I think it’s important to have trustworthy information about validators and especially recognition for the public good contributions. I don’t think it’s wise to dictate how any organization operates when there’s no way to enforce that. Once the gov module updates come in the Rho upgrade, the Cosmos Hub Community Pool can make delegations. That kind of delegation can be enforced with the governance module and I think should be the focus if you’re looking for enforceable delegations.
The criteria listed is valuable and I know that it would likely overlap with any public transparent delegation policy (which ICF has had near the top of the to do list for a very long time but unfortunately other critical items keep topping it) but I don’t think there is any reason to attempt to force brick and mortar entities to follow something that can’t actually be enforced. I think that collecting public data about validators and making it more accessible is valuable work. I know Thyborg from twitter is working on one such endeavor (link). In order to avoid bias i think it’s important that there is never one “canonical” approved validator list either. That would be too easy to corrupt.

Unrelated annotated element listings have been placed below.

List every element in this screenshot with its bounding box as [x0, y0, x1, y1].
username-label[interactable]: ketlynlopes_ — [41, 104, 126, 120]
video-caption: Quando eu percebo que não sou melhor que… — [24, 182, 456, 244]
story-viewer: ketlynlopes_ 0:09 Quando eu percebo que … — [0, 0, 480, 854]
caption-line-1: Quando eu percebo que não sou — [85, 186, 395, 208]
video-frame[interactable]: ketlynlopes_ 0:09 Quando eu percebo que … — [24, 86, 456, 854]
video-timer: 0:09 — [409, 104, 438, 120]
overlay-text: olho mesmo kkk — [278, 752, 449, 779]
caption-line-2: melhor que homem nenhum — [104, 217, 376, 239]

Jacob, my suggestion would be that you use the data you collected to make a validator ranking system that incorporates all of these qualities and provide it to the community in addition to Thyborgs. Maybe cosmonauts and institutions like ICF or Ignite will save time by using one or both of those lists, maybe they will take input from them, and maybe block explorers will incorporate the ratings like Michelin stars for users to choose. I believe that would satisfy the core issue and doesn’t lead to a centralized “who’s in” whitelist of validators or any attempt to control individuals or entities that have no legal obligation to manage their funds according to the cosmos hub governance system.